Он понял, что я подхожу ему, как только увидел меня за прилавком отдела рубашек на втором этаже. Возможно, он понял это и гораздо раньше — еще тогда, когда много лет назад принимал меня на работу. Более того, вполне вероятно, что еще увидев спившегося сварщика, работающего у него в подвале, он понял, что сын этого человека, если он у него есть, по закону природы должен быть его человеком. В смысле человеком, который легко поддается на лесть и которым, таким образом, легко управлять. Который млеет от каждого доброго слова и впадает в отчаяние от грубого. Желающий услужить. Способный внимательно и молчаливо выслушивать длинные монологи Великого Человека. Преклоняющийся перед властью других, терпеливо сносящий оскорбления. Исполнительный и безвольный подчиненный. Нечто вроде раба. Нет, именно раб. Задолго до своего последнего повышения я был допущен в последнюю комнату и представлен истинному Гарольду Макнейру. Я знал, что представляет собой он и что представляю собой я. В известной степени я попал во власть более хитрого, более изощренного Плохиша Тевтобурга, Плохиша, считающего себя созданием благородным и напялившим маску достойного, скромного, удачливого торговца.

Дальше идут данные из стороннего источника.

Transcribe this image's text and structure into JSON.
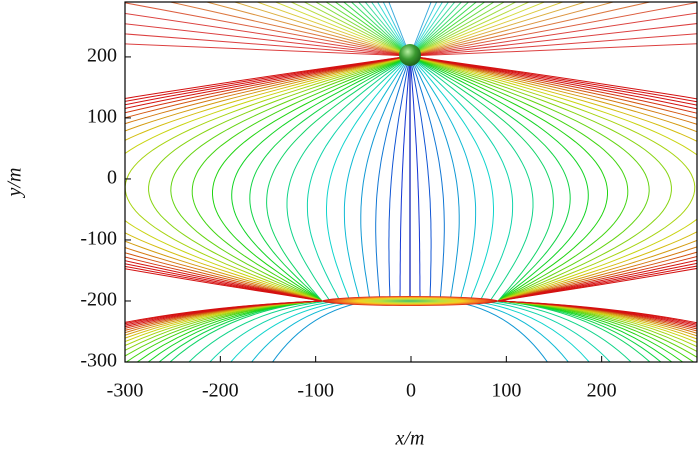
{
  "chart_data": {
    "type": "contour",
    "x_label": "x/m",
    "y_label": "y/m",
    "xlim": [
      -300,
      300
    ],
    "ylim": [
      -300,
      290
    ],
    "xticks": [
      -300,
      -200,
      -100,
      0,
      100,
      200
    ],
    "yticks": [
      -300,
      -200,
      -100,
      0,
      100,
      200
    ]
  }
}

Я согласился на все это. Но для себя решил, что эта моя роль должна быть хорошо оплачена.

Мое воровство началось как импульсивный акт мести. Я как раз вышел из кабинета мистера Макнейра после совещания, на котором невидимый хлыст щелкал чаще обычного, сопровождая апокалиптические высказывания босса по поводу женщин, этих коварных развратниц, сосудов греха и т.д и т.п. С каменным лицом проходя мимо отдела женской модной одежды, я обратил внимание на пожилой сосуд греха, поставивший сумочку крокодиловой кожи на прилавок и рассматривающий зеленое шелковое платье с пышными рукавами. Из приоткрытой сумочки торчало портмоне. Продавщица и Покупательница обсуждали достоинства рукавов. Ноги пронесли меня мимо прилавка, пальцы сомкнулись на портмоне, портмоне исчезло в кармане, и я был таков.

С бешено колотящимся сердцем я заперся в кабинке служебного туалета, открыл портмоне и обнаружил там шестьдесят восемь долларов, ставших теперь моими. Я поступил безрассудно, я понимал это, но мной овладело радостное возбуждение. Единственное, о чем я жалел, так это о том, что деньги принадлежали сосуду похоти, а не мистеру Макнейру. Я вышел из кабинки и, повинуясь рефлексу, подошел к умывальникам и зеркалам. Моя и так безукоризненно чистые руки, я вдруг увидел в зеркале отражение своего лица и замер. В зеркале отражался полный энергии плутоватый Зримый, причем лет на десять моложе меня, с горящими от возбуждения глазами — Я САМ.